"[...] o inóspito, árido e descurado processo encontra-se estreitamente relacionado com as correntes espirituais dos povos e [...] as suas diversas concretizações devem ser incluídas entre os mais importantes testemunhos da cultura" (F. Klein (1902))



02/10/2020

Jurisprudência 2020 (65)


Deserção da instância;
negligência da parte; despacho do juiz*


1. O sumário de STJ 4/2/2020 (21005.15.1T8PRT.P1.S1é o seguinte:

I - Pode dizer-se que o instituto da deserção da instância se reveste de natureza compulsória, destinando-se a constranger a(s) parte(s) a adotar o comportamento devido, até então omitido. 

II - O CPC prevê, no art. 281.º, n.os 1 e 4, além do decurso do prazo de seis meses, a necessidade de apreciar a existência de omissão negligente de impulso processual das partes.

III – O juiz não tem de se substituir às partes no que respeita ao cumprimento do ónus de promoção do andamento do processo.

IV – Assim, sempre que o impulso processual dependa da parte, esta tem o ónus e o interesse em informar o tribunal acerca da existência de algum obstáculo.

V - A partir do momento em que a instância fica suspensa, tendo as partes sido notificadas dessa suspensão, compete aos interessados promover os termos do processo.

VI - Apesar de se extinguir o direito do demandante de manter constituída a instância, nem o direito de ação e nem o direito subjetivo exercido são afetados pela decisão.

2. Na fundamentação do acórdão escreveu-se o seguinte:

"Conforme referido supra, trata-se de saber se, encontrando-se o processo a aguardar impulso processual há mais de seis meses, o Tribunal, antes de julgar deserta a instância, deve ou não proferir despacho prévio que assinale essa cominação. [Neste sentido, vide José Lebre de Freitas, Introdução ao Processo Civil – conceito e princípios gerais à luz do novo código, Coimbra, Coimbra Editora, 2013, pp. 157-158]

O objeto do recurso em apreço consiste, precisamente, na interpretação do art. 281.º, n.os 1 e 4, do CPC.

Pode dizer-se que o instituto da deserção da instância se reveste de natureza compulsória, destinando-se a constranger a(s) parte(s) a adotar o comportamento devido, até então omitido.

Na redação anterior àquela introduzida pelo DL n.º 41/2013, de 26 de junho, o art. 291.º, n.º 1, do CPC, considerava deserta a instância, independentemente de qualquer decisão judicial, quando estivesse interrompida durante dois anos. Por seu turno, segundo o art. 285.º, do mesmo corpo de normas, a instância interrompia-se quando o processo estivesse parado durante mais de um ano por negligência das partes em promover os seus termos ou os de algum incidente do qual dependesse o seu andamento. Assim, a inércia da(s) parte(s) sobre quem recaía o ónus de impulso processual apenas produzia efeitos após o decurso do período de um ano. Tinha então lugar decisão judicial a declarar a interrupção da instância por negligência da(s) parte(s) em promover os seus termos (art. 285.º do CPC). A partir daí iniciava-se um novo prazo - de dois anos -, findo o qual operava, automaticamente, a extinção da instância por deserção, nos termos do art. 291.º, n.º 1, do CPC. A deserção da instância pressupunha, pois, a interrupção prévia da instância por um período de dois anos.

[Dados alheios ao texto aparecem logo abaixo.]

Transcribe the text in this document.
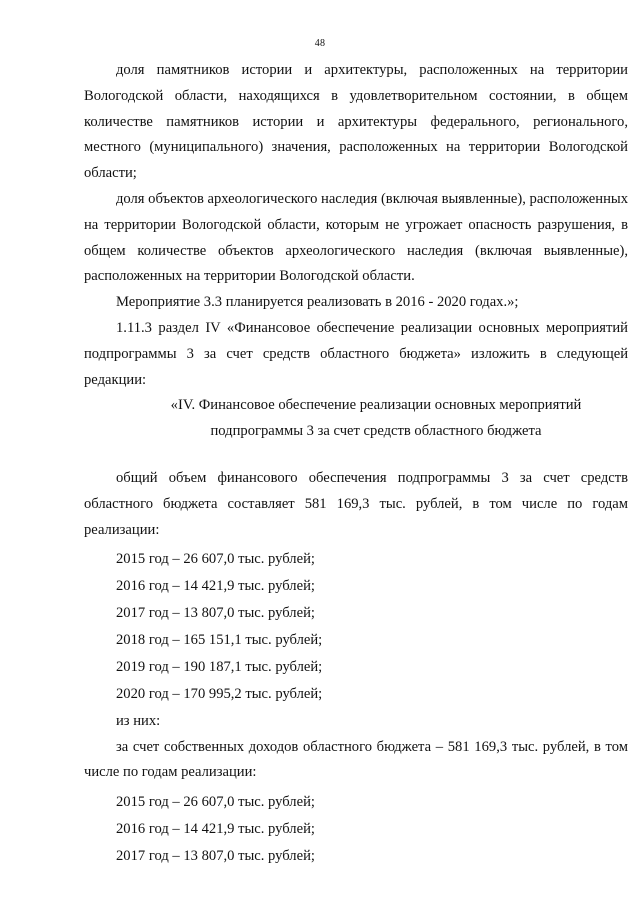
48

доля памятников истории и архитектуры, расположенных на территории Вологодской области, находящихся в удовлетворительном состоянии, в общем количестве памятников истории и архитектуры федерального, регионального, местного (муниципального) значения, расположенных на территории Вологодской области;

доля объектов археологического наследия (включая выявленные), расположенных на территории Вологодской области, которым не угрожает опасность разрушения, в общем количестве объектов археологического наследия (включая выявленные), расположенных на территории Вологодской области.

Мероприятие 3.3 планируется реализовать в 2016 - 2020 годах.»;

1.11.3 раздел IV «Финансовое обеспечение реализации основных мероприятий подпрограммы 3 за счет средств областного бюджета» изложить в следующей редакции:

«IV. Финансовое обеспечение реализации основных мероприятий

подпрограммы 3 за счет средств областного бюджета

общий объем финансового обеспечения подпрограммы 3 за счет средств областного бюджета составляет 581 169,3 тыс. рублей, в том числе по годам реализации:

2015 год – 26 607,0 тыс. рублей;

2016 год – 14 421,9 тыс. рублей;

2017 год – 13 807,0 тыс. рублей;

2018 год – 165 151,1 тыс. рублей;

2019 год – 190 187,1 тыс. рублей;

2020 год – 170 995,2 тыс. рублей;

из них:

за счет собственных доходов областного бюджета – 581 169,3 тыс. рублей, в том числе по годам реализации:

2015 год – 26 607,0 тыс. рублей;

2016 год – 14 421,9 тыс. рублей;

2017 год – 13 807,0 тыс. рублей;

O NCPC prevê, todavia, no art. 281.º, n.os 1 e 4, além do decurso do prazo de seis meses, a necessidade de apreciar a existência de omissão negligente de impulso processual das partes. Esta apreciação, por seu turno, apenas pode ter lugar mediante a prolação de decisão judicial precedida da averiguação do motivo/causa da falta de impulso processual.

Abandonou-se o requisito de uma interrupção prévia da instância por um período de dois anos, período em que a instância se encontrava como que adormecida. O legislador, além de reduzir para seis meses o período de inércia processual desprovida de consequências, retirou dessa inércia um efeito extintivo imediato, sem mediação de qualquer período de interrupção da instância. Na verdade, passa-se agora imediatamente da mera situação de inércia, com ou sem suspensão da instância, para a extinção da instância, desde que essa inércia seja imputável à parte sobre quem recai o ónus de promoção da atividade processual [...]. 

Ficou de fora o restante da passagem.